Both calls were high-confidence. Issue #34915 is a good example of the multi-label path: the agent identified that the issue was both workflow-generated and documentation-focused, and applied both labels rather than forcing a single category. That kind of nuanced classification is where static regex-based approaches tend to fall short.


At the end of each run, the workflow doesn’t just apply labels and exit quietly. It creates — or updates — a GitHub Discussion titled [Auto-Triage Report] 2026-05-29, containing a Markdown table that summarizes every issue it classified: the issue number, the labels applied, confidence level, and the agent’s reasoning.

That report serves two purposes. First, it’s auditable — a reviewer can open the Discussion and see exactly what the agent decided and why, without digging through logs. Second, it creates a natural place for human override: if a classification looks wrong, the context is right there to inform a correction.

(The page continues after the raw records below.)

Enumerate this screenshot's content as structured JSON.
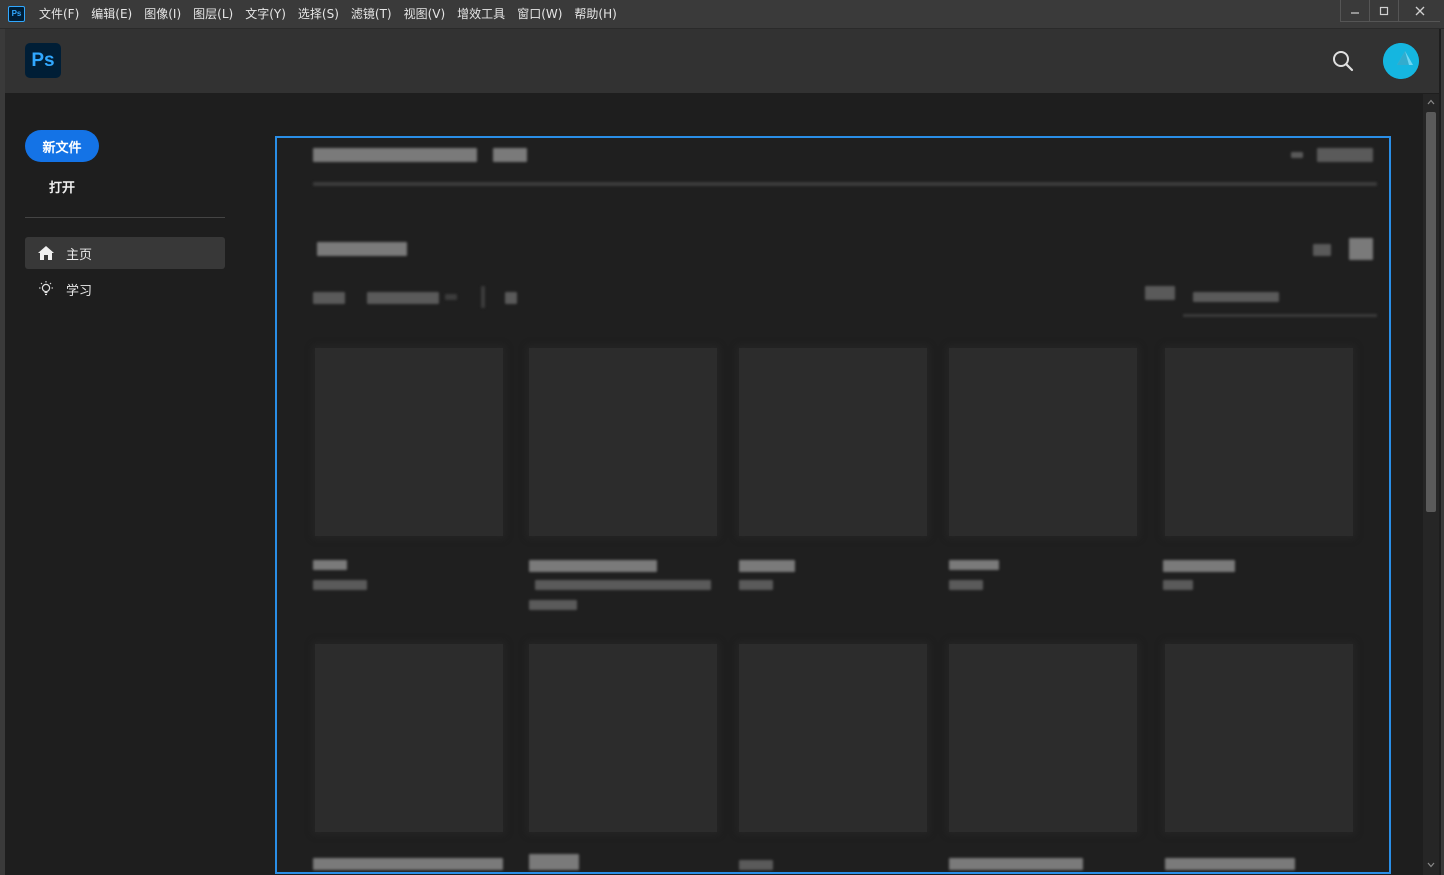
{
  "menubar": {
    "app_icon_text": "Ps",
    "items": [
      {
        "label": "文件(F)"
      },
      {
        "label": "编辑(E)"
      },
      {
        "label": "图像(I)"
      },
      {
        "label": "图层(L)"
      },
      {
        "label": "文字(Y)"
      },
      {
        "label": "选择(S)"
      },
      {
        "label": "滤镜(T)"
      },
      {
        "label": "视图(V)"
      },
      {
        "label": "增效工具"
      },
      {
        "label": "窗口(W)"
      },
      {
        "label": "帮助(H)"
      }
    ]
  },
  "header": {
    "logo_text": "Ps",
    "search_icon": "search-icon",
    "avatar_color": "#15b6e0"
  },
  "sidebar": {
    "new_file_label": "新文件",
    "open_label": "打开",
    "nav": [
      {
        "label": "主页",
        "icon": "home-icon",
        "active": true
      },
      {
        "label": "学习",
        "icon": "lightbulb-icon",
        "active": false
      }
    ]
  },
  "colors": {
    "accent": "#1473e6",
    "selection_border": "#2a8ee6",
    "brand_dark": "#001e36",
    "brand_light": "#31a8ff"
  }
}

Transparency in automated triage isn’t optional. Reviewers need to trust the output before they’ll stop second-guessing it.


The model choice here is deliberate. gpt-5-mini is fast and cost-effective for classification tasks where the signal is textual and the label set is bounded. You don’t need a heavyweight model to tell the difference between a documentation report and a bug report. Reserving larger models for tasks that actually need them — planning, synthesis, code generation — keeps the system efficient across a full day of scheduled runs.


If your repository is drowning in unlabeled issues, Auto-Triage is a pattern worth adopting. The workflow lives in github/gh-aw, alongside the rest of the agentic workflow library. The firewall configuration, the Discussion report pattern, and the label confidence output are all ready to fork and adapt.

Triage shouldn’t be a task anyone has to remember to do. It should just happen — correctly, consistently, and with a paper trail.